As soon as the stop light changes from red to green, a car at rest at the intersection accelerates with a constant acceleration of 2.2 m/s/s. At the same moment, a truck passes by, moving at a constant speed of 9.5 m/s. How far beyond the intersection will the car catch the truck? How fast will the car be going at this point?

Dc = Dt

0.5a*t^2 = 9.5*t
1.1t^2 = 9.5t
1.1t^2 - 9.5t = 0
t = 8.64 s. (Use Quad. formula).
D = 9.5 * 8.64 = 82.1 m.

V = Vo + a*t = 0 + 2.2*8.64 = 19.0 m/s.

To find the distance the car will catch the truck beyond the intersection and the speed of the car at that point, we can use the concepts of kinematics.

First, let's define some variables:
- Let t be the time it takes for the car to catch the truck beyond the intersection.
- Let d be the distance the car travels beyond the intersection.
- Let v_car be the final velocity of the car when it catches the truck.
- Let v_truck be the constant speed of the truck.
- Let a be the constant acceleration of the car.

We need to find the values of d and v_car.
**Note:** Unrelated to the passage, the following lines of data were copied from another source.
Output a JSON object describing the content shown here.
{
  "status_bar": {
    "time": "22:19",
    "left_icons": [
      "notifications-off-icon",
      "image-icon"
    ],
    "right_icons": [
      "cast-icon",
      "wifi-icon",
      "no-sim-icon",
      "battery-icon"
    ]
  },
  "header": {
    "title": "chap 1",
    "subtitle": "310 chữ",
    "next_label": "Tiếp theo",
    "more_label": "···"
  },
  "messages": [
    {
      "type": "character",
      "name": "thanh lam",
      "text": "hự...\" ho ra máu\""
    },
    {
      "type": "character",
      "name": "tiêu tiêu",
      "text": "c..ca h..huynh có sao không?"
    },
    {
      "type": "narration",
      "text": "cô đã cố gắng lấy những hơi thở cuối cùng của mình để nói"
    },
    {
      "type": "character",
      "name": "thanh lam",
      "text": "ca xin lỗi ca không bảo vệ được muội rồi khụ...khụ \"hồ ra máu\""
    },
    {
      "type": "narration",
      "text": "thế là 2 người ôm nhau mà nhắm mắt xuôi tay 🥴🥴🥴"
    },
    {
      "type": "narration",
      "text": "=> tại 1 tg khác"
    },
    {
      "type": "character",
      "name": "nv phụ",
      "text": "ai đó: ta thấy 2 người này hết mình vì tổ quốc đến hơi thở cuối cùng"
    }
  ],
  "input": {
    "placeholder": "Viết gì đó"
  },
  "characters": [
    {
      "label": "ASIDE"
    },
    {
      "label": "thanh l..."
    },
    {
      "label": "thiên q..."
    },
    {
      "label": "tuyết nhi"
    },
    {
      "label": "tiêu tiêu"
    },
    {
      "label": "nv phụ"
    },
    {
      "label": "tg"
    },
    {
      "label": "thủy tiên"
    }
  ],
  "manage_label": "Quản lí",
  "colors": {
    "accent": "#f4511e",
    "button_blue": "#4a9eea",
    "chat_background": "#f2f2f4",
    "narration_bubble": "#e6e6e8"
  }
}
We know that the car's acceleration is 2.2 m/s^2, and the truck's speed is 9.5 m/s. Since they started moving at the same time, the car will need to catch up to the truck.

The relationship between distance, velocity, time, and acceleration is given by the equation:
d = v_0t + (1/2)at^2

Since the car starts from rest, its initial velocity (v_0) is 0. Plugging in these values into the equation, we get:
d = (1/2)at^2

We also know that the car's final velocity, v_car, is equal to the truck's speed, v_truck, when the car catches the truck:
v_car = v_truck

Now, let's find the time it takes for the car to catch up to the truck. We can use the kinematic equation for final velocity:
v_car = v_0 + a*t

Since the car starts from rest (v_0 = 0), we can simplify the equation to:
v_car = a*t

Now, equating v_car to v_truck, we get:
v_truck = a*t

From this equation, we can solve for t:
t = v_truck / a

Substituting the values for v_truck (9.5 m/s) and a (2.2 m/s^2), we find:
t = 9.5 m/s / 2.2 m/s^2
t ≈ 4.32 s

Now that we have found the time it takes for the car to catch the truck (t ≈ 4.32 s), we can find the distance the car travels beyond the intersection using the equation:
d = (1/2)at^2

Substituting the values for a (2.2 m/s^2) and t (4.32 s), we have:
d = (1/2)(2.2 m/s^2)(4.32 s)^2
d ≈ 40.1 m

So, the car will catch the truck approximately 40.1 meters beyond the intersection.

To find the final velocity of the car, we can use the equation:
v_car = a*t

Substituting the values for a (2.2 m/s^2) and t (4.32 s), we have:
v_car = (2.2 m/s^2)(4.32 s)
v_car ≈ 9.5 m/s

Therefore, the car will be going approximately 9.5 m/s at the point it catches up to the truck.